The Digital Transformation Agency asked us to reimagine the Australian Government Style Manual for the digital age. We conducted extensive research with public servants across departments to understand how they actually use writing guidance, then designed a platform that transformed a static reference document into a living, searchable tool — one that measurably improved the quality of government communications.

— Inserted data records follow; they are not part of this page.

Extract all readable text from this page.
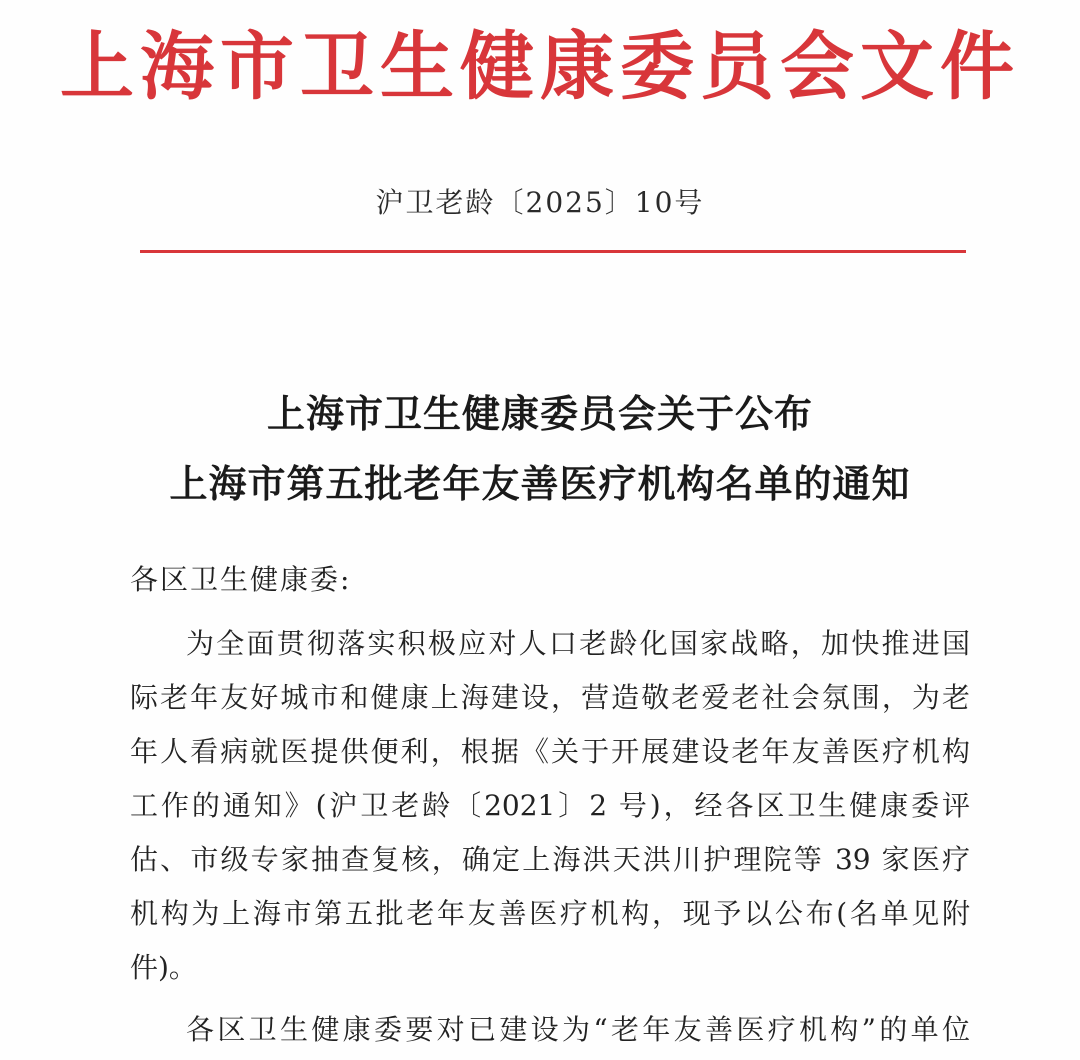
上海市卫生健康委员会文件
沪卫老龄〔2025〕10号
上海市卫生健康委员会关于公布
上海市第五批老年友善医疗机构名单的通知
各区卫生健康委:
为全面贯彻落实积极应对人口老龄化国家战略，加快推进国
际老年友好城市和健康上海建设，营造敬老爱老社会氛围，为老
年人看病就医提供便利，根据《关于开展建设老年友善医疗机构
工作的通知》(沪卫老龄〔2021〕2 号)，经各区卫生健康委评
估、市级专家抽查复核，确定上海洪天洪川护理院等 39 家医疗
机构为上海市第五批老年友善医疗机构，现予以公布(名单见附
件)。
各区卫生健康委要对已建设为“老年友善医疗机构”的单位
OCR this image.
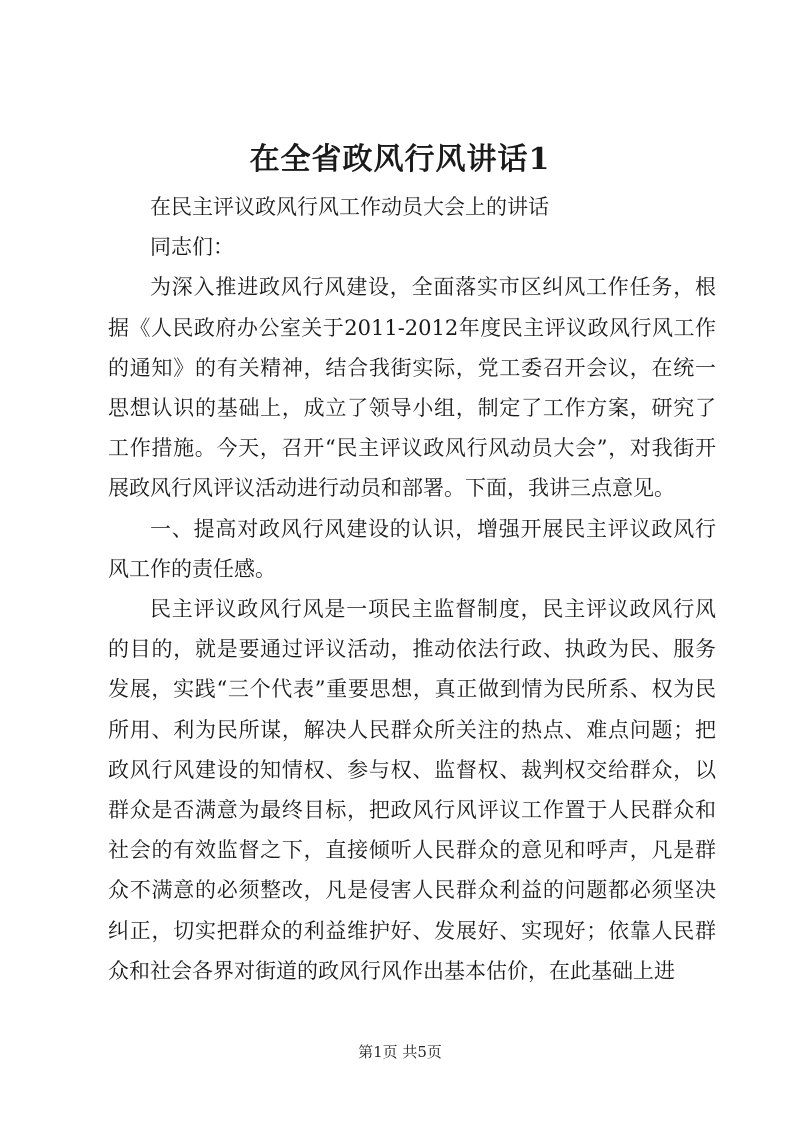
在全省政风行风讲话1

在民主评议政风行风工作动员大会上的讲话

同志们：

为深入推进政风行风建设，全面落实市区纠风工作任务，根据《人民政府办公室关于2011-2012年度民主评议政风行风工作的通知》的有关精神，结合我街实际，党工委召开会议，在统一思想认识的基础上，成立了领导小组，制定了工作方案，研究了工作措施。今天，召开“民主评议政风行风动员大会”，对我街开展政风行风评议活动进行动员和部署。下面，我讲三点意见。

一、提高对政风行风建设的认识，增强开展民主评议政风行风工作的责任感。

民主评议政风行风是一项民主监督制度，民主评议政风行风的目的，就是要通过评议活动，推动依法行政、执政为民、服务发展，实践“三个代表”重要思想，真正做到情为民所系、权为民所用、利为民所谋，解决人民群众所关注的热点、难点问题；把政风行风建设的知情权、参与权、监督权、裁判权交给群众，以群众是否满意为最终目标，把政风行风评议工作置于人民群众和社会的有效监督之下，直接倾听人民群众的意见和呼声，凡是群众不满意的必须整改，凡是侵害人民群众利益的问题都必须坚决纠正，切实把群众的利益维护好、发展好、实现好；依靠人民群众和社会各界对街道的政风行风作出基本估价，在此基础上进

第1页 共5页
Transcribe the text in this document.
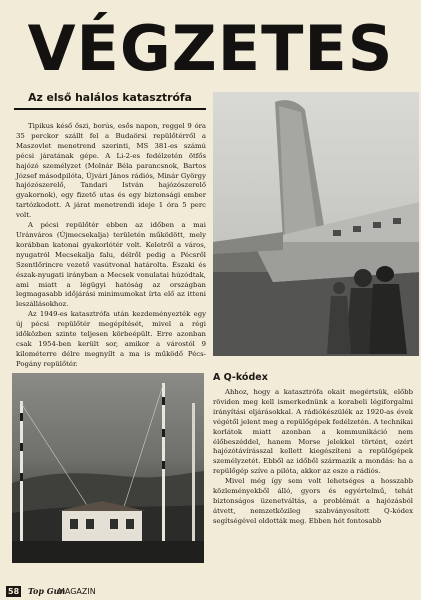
VÉGZETES
Az első halálos katasztrófa

Tipikus késő őszi, borús, esős napon, reggel 9 óra 35 perckor szállt fel a Budaörsi repülőtérről a Maszovlet menetrend szerinti, MS 381-es számú pécsi járatának gépe. A Li-2-es fedélzetén ötfős hajózó személyzet (Molnár Béla parancsnok, Bartos József másodpilóta, Újvári János rádiós, Minár György hajózószerelő, Tandari István hajózószerelő gyakornok), egy fizető utas és egy biztonsági ember tartózkodott. A járat menetrendi ideje 1 óra 5 perc volt.

A pécsi repülőtér ebben az időben a mai Uránváros (Újmecsekalja) területén működött, mely korábban katonai gyakorlótér volt. Keletről a város, nyugatról Mecsekalja falu, délről pedig a Pécsről Szentlőrincre vezető vasútvonal határolta. Északi és észak-nyugati irányban a Mecsek vonulatai húzódtak, ami miatt a légügyi hatóság az országban legmagasabb időjárási minimumokat írta elő az itteni leszállásokhoz.

Az 1949-es katasztrófa után kezdeményezték egy új pécsi repülőtér megépítését, mivel a régi időközben szinte teljesen körbeépült. Erre azonban csak 1954-ben került sor, amikor a várostól 9 kilométerre délre megnyílt a ma is működő Pécs-Pogány repülőtér.

A Q-kódex

Ahhoz, hogy a katasztrófa okait megértsük, előbb röviden meg kell ismerkednünk a korabeli légiforgalmi irányítási eljárásokkal. A rádiókészülék az 1920-as évek végétől jelent meg a repülőgépek fedélzetén. A technikai korlátok miatt azonban a kommunikáció nem élőbeszéddel, hanem Morse jelekkel történt, ezért hajózótávírásszal kellett kiegészíteni a repülőgépek személyzetét. Ebből az időből származik a mondás: ha a repülőgép szíve a pilóta, akkor az esze a rádiós.

Mivel még így sem volt lehetséges a hosszabb közleményekből álló, gyors és egyértelmű, tehát biztonságos üzenetváltás, a problémát a hajózásból átvett, nemzetközileg szabványosított Q-kódex segítségével oldották meg. Ebben hét fontosabb

58 Top Gun
MAGAZIN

What happens after the report matters most
The hardest part of human-centred design isn't the research — it's making sure it changes something. Too many projects end with a compelling presentation that slowly fades from memory. The right consultancy will care as much about adoption as about insight.
Look for partners who think beyond the handover:
- Implementation support — not just recommendations, but practical guidance on how to embed changes into existing systems, workflows, and governance structures
- Internal advocacy — helping you build the case for change within your own organisation, translating research into language that resonates with executives, boards, and frontline staff
- Ongoing partnership — the willingness to stay involved as you encounter the messy reality of implementation, not disappearing once the final deck is delivered
A consultancy that only delivers insights is doing half the job. The real value shows up when research translates into services that work better for the people who use them.
Five questions that separate good consultancies from great ones
Before you sign a statement of work, put these questions to any consultancy you're considering. The quality of the answers will tell you more than any website or case study deck.
- "Walk me through a project where things got difficult." — Every meaningful project encounters resistance, ambiguity, or unexpected findings. How a consultancy navigates those moments reveals their real capability
- "Who will actually do the work?" — Senior people should be involved throughout, not just during the pitch. Ask who will lead your research, facilitate workshops, and write the recommendations
- "How do you measure impact?" — Listen for specifics. Not vague references to satisfaction or engagement, but concrete examples of policy changes, service improvements, or adoption rates that shifted because of their work
- "What does your relationship with a client look like after the project ends?" — The answer reveals whether they see their role as delivering a product or building a partnership
- "Can you show me how your research changed what an organisation actually did?" — This is the hardest question to answer well, and the most important
The right consultancy won't just answer these questions — they'll welcome them. They'll have stories ready, not because they rehearsed them, but because they genuinely care about the work.